Martin and Deana returned at about 18 hrs. Later in the evening I found a distressed Deana who found that water had somehow found it's way into her room. She imagined some sort of hidden spring – or perhaps a less savoury source and was a little relieved when I assured her that I must be the culprit!! It seems that the corridor has a slope which in all directions leads to Deana's room. By gaily sloshing water around I had inadvertently sent a river under her door where it headed for her mattress!!
This morning, after putting together a few notes, I headed back to Zamtel to pick up my replacement SIM card - which of course would be there!! At the main road I met Mr. Phiri – the barber and proprietor of Sweet Sixteen.
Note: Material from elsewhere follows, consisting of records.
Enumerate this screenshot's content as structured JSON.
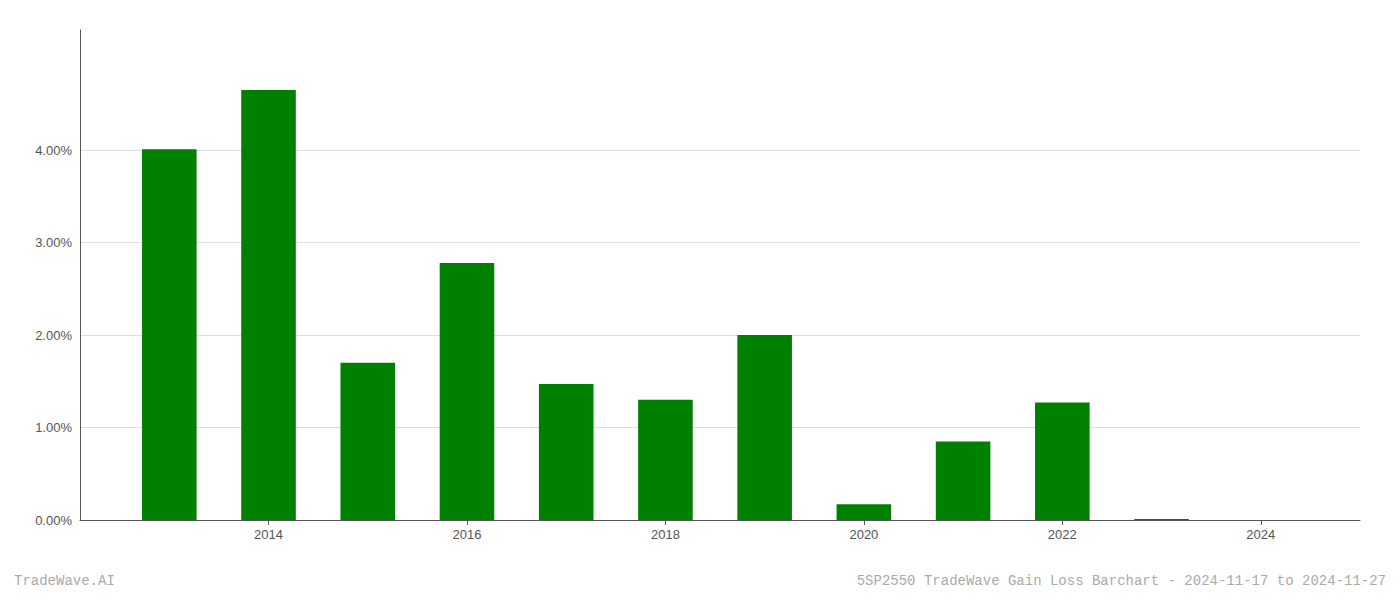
{
  "chart_data": {
    "type": "bar",
    "x": [
      2013,
      2014,
      2015,
      2016,
      2017,
      2018,
      2019,
      2020,
      2021,
      2022,
      2023
    ],
    "values": [
      0.0401,
      0.0465,
      0.017,
      0.0278,
      0.0147,
      0.013,
      0.02,
      0.0017,
      0.0085,
      0.0127,
      0.0001
    ],
    "color": "#008000",
    "xlim": [
      2012.1,
      2025.0
    ],
    "xticks": [
      2014,
      2016,
      2018,
      2020,
      2022,
      2024
    ],
    "ylim": [
      0,
      0.053
    ],
    "yticks": [
      {
        "value": 0.0,
        "label": "0.00%"
      },
      {
        "value": 0.01,
        "label": "1.00%"
      },
      {
        "value": 0.02,
        "label": "2.00%"
      },
      {
        "value": 0.03,
        "label": "3.00%"
      },
      {
        "value": 0.04,
        "label": "4.00%"
      }
    ],
    "grid": true,
    "annotations": [
      "TradeWave.AI",
      "5SP2550 TradeWave Gain Loss Barchart - 2024-11-17 to 2024-11-27"
    ]
  }
}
In 2004 I remember he cut my hair whilst flirting with Emily a physiotherapist, who was volunteering here at the time. He was standing by his car-washing business and is well on the way to constructing a block of three shops which he intends to rent out. He has a plan to build a lodge where the car-wash currently sits and told me he also needs to have a college and sports facility!! Quite an empire for a barber who speaks with a kind of American/Jamaican drawl.
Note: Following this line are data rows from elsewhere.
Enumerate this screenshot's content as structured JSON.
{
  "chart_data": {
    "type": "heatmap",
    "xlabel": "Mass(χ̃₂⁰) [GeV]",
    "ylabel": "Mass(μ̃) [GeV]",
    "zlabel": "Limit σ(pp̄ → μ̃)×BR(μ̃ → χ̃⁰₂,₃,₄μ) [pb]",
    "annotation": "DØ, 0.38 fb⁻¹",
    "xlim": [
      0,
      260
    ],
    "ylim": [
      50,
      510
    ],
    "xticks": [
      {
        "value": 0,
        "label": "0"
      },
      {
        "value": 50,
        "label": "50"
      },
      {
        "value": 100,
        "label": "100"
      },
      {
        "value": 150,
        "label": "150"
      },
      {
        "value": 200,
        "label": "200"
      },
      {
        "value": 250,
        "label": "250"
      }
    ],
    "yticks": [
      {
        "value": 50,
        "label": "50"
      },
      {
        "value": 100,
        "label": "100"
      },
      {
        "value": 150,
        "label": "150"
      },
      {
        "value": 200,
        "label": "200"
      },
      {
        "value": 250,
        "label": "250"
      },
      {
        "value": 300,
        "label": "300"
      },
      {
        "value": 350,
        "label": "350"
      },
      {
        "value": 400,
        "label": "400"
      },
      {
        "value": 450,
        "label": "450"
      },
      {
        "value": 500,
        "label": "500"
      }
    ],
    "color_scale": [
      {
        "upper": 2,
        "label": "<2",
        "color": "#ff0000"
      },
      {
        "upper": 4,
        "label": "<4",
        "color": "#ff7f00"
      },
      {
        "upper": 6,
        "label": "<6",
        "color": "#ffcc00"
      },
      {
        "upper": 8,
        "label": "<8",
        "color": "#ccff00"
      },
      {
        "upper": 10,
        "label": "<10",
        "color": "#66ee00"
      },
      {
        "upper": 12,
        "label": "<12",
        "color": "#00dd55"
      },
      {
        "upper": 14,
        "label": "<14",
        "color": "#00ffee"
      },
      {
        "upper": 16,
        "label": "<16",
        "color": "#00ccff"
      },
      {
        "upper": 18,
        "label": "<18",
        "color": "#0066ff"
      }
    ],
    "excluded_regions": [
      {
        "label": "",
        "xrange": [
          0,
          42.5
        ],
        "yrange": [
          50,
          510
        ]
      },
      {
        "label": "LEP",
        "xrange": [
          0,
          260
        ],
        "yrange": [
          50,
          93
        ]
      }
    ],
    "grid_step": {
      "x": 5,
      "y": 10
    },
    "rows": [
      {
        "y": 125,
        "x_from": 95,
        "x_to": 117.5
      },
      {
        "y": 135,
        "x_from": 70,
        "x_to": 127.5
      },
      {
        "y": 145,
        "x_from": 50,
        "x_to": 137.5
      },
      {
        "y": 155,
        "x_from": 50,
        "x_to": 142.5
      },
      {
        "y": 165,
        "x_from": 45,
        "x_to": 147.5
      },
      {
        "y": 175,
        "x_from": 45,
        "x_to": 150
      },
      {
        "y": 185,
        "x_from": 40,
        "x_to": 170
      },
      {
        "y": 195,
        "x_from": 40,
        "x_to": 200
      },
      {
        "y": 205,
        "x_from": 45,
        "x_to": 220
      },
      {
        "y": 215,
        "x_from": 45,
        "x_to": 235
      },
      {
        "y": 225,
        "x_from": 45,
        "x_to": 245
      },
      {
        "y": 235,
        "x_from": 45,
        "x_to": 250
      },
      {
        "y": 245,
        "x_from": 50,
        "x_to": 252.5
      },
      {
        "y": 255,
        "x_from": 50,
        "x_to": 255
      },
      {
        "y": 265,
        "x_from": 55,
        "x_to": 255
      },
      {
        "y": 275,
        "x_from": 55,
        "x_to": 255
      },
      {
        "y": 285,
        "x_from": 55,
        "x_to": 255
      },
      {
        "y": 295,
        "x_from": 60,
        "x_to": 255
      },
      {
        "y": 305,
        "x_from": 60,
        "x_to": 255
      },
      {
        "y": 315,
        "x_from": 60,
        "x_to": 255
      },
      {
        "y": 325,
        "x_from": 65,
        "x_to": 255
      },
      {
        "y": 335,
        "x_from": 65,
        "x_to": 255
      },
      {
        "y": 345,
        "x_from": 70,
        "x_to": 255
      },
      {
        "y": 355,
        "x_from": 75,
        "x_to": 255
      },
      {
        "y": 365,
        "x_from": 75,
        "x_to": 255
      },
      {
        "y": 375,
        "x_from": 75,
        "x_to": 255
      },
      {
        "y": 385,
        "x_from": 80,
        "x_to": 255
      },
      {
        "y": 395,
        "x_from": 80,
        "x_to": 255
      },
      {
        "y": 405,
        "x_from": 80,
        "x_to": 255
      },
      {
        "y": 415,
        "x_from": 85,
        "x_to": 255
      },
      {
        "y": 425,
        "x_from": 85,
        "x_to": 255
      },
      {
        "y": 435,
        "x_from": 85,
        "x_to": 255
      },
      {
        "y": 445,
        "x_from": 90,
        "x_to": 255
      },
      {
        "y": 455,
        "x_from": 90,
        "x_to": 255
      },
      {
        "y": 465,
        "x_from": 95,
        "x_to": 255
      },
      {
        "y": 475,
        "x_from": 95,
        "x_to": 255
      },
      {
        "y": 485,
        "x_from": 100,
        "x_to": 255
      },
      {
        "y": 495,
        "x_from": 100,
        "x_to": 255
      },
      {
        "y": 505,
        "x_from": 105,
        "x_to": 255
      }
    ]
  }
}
The SIM card is on its way!! There are at least a thousand cards with the courier heading for Monze – they will be there in the afternoon!! The guy at the office told me he wants to study accountancy in the UK and asked about getting a visa. I told him that it was not easy!! I also pointed out that it wasn't cheap to study in the UK - as well as the fees accommodation is very expensive. He hopes to fund himself. I agreed to return to the Zamtel office when it fitted with my programme.
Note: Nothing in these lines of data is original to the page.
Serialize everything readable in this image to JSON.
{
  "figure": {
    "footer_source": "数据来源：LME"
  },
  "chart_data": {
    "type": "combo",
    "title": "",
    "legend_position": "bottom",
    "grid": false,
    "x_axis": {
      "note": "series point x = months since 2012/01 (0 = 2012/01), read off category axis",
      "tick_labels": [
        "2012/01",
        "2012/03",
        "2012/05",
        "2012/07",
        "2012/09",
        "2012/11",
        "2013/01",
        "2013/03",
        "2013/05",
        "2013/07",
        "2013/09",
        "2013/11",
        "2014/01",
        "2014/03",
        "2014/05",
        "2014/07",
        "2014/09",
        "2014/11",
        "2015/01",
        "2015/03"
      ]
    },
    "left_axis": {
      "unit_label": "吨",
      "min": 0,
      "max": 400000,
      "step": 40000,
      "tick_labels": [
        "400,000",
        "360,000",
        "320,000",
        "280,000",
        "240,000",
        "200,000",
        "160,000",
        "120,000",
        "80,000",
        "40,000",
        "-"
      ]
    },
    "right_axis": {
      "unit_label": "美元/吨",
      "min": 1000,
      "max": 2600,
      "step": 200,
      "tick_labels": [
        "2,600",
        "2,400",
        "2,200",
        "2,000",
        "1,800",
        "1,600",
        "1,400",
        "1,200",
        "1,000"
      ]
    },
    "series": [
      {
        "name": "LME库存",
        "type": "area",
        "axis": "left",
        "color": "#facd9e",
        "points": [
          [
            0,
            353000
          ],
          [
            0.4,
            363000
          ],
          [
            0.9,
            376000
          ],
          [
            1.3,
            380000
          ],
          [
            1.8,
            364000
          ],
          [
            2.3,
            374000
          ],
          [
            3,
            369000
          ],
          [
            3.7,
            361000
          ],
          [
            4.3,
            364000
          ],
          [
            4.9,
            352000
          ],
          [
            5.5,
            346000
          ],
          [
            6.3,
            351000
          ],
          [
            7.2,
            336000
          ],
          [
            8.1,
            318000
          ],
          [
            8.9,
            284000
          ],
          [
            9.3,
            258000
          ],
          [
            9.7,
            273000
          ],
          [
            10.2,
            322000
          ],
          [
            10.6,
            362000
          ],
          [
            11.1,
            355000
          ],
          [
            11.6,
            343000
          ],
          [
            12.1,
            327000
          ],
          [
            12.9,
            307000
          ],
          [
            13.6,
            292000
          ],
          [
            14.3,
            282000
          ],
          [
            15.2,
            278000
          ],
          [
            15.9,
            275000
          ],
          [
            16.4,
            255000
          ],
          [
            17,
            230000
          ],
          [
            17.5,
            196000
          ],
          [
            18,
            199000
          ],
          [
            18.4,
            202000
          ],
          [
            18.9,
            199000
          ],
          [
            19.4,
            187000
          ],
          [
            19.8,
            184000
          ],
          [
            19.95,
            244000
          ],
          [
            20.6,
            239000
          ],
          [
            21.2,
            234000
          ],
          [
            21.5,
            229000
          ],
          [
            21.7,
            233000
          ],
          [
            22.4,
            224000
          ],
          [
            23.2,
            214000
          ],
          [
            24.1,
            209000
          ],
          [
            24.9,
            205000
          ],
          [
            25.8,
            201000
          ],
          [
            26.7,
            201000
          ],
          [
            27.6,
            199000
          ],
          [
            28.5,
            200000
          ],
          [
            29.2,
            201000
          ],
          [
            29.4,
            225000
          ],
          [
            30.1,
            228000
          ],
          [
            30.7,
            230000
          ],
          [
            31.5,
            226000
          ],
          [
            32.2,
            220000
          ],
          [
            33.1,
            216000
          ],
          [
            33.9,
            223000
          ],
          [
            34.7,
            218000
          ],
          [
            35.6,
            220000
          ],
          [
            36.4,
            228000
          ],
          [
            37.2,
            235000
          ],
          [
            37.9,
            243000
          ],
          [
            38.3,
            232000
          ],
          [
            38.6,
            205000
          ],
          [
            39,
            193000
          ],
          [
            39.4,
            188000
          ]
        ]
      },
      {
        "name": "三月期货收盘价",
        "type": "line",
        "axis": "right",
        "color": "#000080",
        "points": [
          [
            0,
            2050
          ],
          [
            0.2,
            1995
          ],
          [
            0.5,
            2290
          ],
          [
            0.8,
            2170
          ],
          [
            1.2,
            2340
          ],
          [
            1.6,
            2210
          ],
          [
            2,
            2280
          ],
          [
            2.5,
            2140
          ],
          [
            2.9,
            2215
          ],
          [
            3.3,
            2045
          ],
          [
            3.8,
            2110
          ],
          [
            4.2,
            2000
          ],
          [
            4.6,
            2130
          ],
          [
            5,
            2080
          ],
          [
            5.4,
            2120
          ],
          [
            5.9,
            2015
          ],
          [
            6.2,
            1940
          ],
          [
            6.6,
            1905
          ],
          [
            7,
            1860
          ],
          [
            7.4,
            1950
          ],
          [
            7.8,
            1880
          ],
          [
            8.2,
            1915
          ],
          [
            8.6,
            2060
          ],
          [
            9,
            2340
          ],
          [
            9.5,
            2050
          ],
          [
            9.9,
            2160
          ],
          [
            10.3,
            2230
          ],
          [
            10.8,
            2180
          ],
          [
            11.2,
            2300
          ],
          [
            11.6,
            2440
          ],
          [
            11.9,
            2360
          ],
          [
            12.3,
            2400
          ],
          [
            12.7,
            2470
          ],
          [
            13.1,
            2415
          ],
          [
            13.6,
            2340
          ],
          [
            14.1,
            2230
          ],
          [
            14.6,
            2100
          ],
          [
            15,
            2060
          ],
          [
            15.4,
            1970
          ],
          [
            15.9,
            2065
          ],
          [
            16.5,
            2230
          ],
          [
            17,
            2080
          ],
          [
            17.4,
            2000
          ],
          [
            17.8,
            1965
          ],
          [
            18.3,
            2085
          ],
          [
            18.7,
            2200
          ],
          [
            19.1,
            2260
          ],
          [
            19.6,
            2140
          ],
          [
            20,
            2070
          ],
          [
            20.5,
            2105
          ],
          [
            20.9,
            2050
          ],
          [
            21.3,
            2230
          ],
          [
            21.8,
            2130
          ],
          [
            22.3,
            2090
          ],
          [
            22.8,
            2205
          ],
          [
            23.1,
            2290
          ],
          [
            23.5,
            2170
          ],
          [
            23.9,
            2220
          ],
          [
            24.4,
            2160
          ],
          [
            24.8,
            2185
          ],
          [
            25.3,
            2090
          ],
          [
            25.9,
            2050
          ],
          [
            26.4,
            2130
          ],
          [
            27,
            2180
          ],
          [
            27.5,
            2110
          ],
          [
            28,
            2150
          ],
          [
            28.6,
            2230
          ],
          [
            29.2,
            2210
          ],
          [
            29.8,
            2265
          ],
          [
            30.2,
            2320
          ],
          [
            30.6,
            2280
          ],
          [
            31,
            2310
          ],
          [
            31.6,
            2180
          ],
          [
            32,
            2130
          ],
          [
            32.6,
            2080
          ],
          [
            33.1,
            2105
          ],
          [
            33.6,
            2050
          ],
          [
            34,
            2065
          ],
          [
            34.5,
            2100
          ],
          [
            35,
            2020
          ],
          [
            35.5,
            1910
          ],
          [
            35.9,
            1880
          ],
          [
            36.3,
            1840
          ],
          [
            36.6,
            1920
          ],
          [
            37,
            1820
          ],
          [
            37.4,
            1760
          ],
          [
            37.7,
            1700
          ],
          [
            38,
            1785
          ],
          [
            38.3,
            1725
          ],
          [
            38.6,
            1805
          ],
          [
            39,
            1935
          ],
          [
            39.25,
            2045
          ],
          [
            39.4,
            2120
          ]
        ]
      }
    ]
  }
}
I headed for the hospital - a visit was well overdue. I greeted a few familiar faces and was greeted my people who obviously remembered me better than I did them! I called on Sr Juunza but she had a visitor and it was clear that I should wait. I recognised a very familiar voice from the office – it was Jennipher, if my ears didn't deceive me. I popped over to the Director's secretary and said hallo. The Director was in the operating theatre. I was pleased to know that he was still doing some work for which he was trained. It has always seemed sad that much needed professional doctors are given jobs as managers and administrators, for which they have had no training and often are not suited. Not that it is only in Zambia that this is an issue. Increasingly in the UK, doctors and nurses are expected to deal with more financial, purchasing and administrative tasks, as if these were areas of their expertise.
When I returned to Sr. Juunza she was free and we talked a bit about possible re-introduction of the stock control system. Although I am sure it could help the hospital, I am not keen to spend a lot of time unless I am sure that it would be properly used and maintained and processes are put in place to protect the data. I will talk to Sr Juunza again.
On my return back home I was joined by a lady saying something about a Zambian hat!! Yes she had been true to her word and had made a cap with the flag of Zambia and the words “Republic of Zambia” embroidered on it. She said she had seen me earlier in the week but didn't catch me. I am know the proud owner of a unique Zambian cap.
I picked up a large avocado and made a lot of guacamole. Raymond came later in the afternoon and we put the world to right – or at least. recognised so much that was wrong!